Kollapen also believes that poor administration encourages fraudulent and baseless claims, which flood the system and prejudice legitimate applications for asylum.

The department is certainly bogged down by the number of applications for asylum-seeker and refugee status. A report issued by the National Consortium for Refugee Affairs (NCRA) in June this year found a backlog of 100 000 undecided applications for asylum dating back to 1998. And according to Sibuyi, the first quarter of 2006 alone saw 18 000 new applications.

According to the NCRA report an asylum seeker faces almost insurmountable odds in trying to navigate a complex and inefficient bureaucracy within strict time limits. Despite a project launched in March to tackle the backlog, financial and capacity limitations mean it is virtually impossible for asylum-seekers to adhere to the legislated time limits. Sibuyi says that, in addition to the backlog project, the department will increase the number of refugee reception offices and introduce hi-tech IT and queue management systems.

In the meantime, for the many asylum-seekers who face police harassment and a hostile bureaucracy, these plans are cold comfort. ”We are at a crossroads,” says Nyarakashi. ”Are we going to have to go to court for every case? It is expensive. Or are we going to fold our arms and let people get deported?”

Rights and recourse

Section 23 of the Immigration Act provides that anyone who enters the country and indicates a wish to apply for asylum has 14 days to travel to a Refugee Reception Office (RRO) in Durban, Cape Town, Port Elizabeth, Pretoria or Johannesburg to lodge his or her claim.

Section 22 of the Refugees Act allows the applicant to be granted a temporary asylum-seeker permit pending the outcome of the application.
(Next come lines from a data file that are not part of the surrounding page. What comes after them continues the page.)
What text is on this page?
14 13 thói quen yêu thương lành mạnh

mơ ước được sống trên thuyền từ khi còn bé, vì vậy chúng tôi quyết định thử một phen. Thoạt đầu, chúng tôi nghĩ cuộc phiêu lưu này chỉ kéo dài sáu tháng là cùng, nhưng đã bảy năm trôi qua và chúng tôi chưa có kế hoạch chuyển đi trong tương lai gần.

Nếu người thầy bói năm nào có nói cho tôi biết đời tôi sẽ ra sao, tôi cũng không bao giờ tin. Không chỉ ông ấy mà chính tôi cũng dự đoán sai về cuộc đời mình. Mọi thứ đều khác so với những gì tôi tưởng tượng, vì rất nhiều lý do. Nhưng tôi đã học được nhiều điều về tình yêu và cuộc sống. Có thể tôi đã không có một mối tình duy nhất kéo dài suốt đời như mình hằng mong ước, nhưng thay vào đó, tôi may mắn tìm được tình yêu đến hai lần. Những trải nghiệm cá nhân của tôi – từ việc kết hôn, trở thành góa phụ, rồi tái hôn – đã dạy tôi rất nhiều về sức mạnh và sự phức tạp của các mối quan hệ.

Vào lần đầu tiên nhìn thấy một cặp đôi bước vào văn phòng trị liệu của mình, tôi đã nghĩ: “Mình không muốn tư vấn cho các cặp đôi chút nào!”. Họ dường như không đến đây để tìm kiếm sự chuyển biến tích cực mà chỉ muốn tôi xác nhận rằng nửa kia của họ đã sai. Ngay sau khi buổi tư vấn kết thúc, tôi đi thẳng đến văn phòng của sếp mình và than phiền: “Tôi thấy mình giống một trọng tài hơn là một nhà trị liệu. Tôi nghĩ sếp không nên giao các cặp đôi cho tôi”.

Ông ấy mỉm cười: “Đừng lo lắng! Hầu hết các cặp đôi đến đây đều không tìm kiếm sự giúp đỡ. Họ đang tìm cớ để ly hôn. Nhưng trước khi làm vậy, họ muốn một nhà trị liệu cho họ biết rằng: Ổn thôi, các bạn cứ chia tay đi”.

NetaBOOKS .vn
The Section 22 permit must be renewed every one to three months at an RRO, until refugee status is granted.

Section 34 of the Immigration Act provides that ”illegal foreigners” may not be held for a period exceeding 30 days without a court warrant, which may extend the detention for a maximum of 90 days on ”good and reasonable grounds”.

The section also provides that such persons shall be notified in writing of a decision to deport and of their right to appeal this decision.

Section 33 of the Bill of Rights in the Constitution gives all persons the right to just administrative action: ”Everyone has the right to administrative action that is lawful, reasonable and procedurally fair and everyone whose rights have been adversely affected by administrative action has the right to be given written reasons.”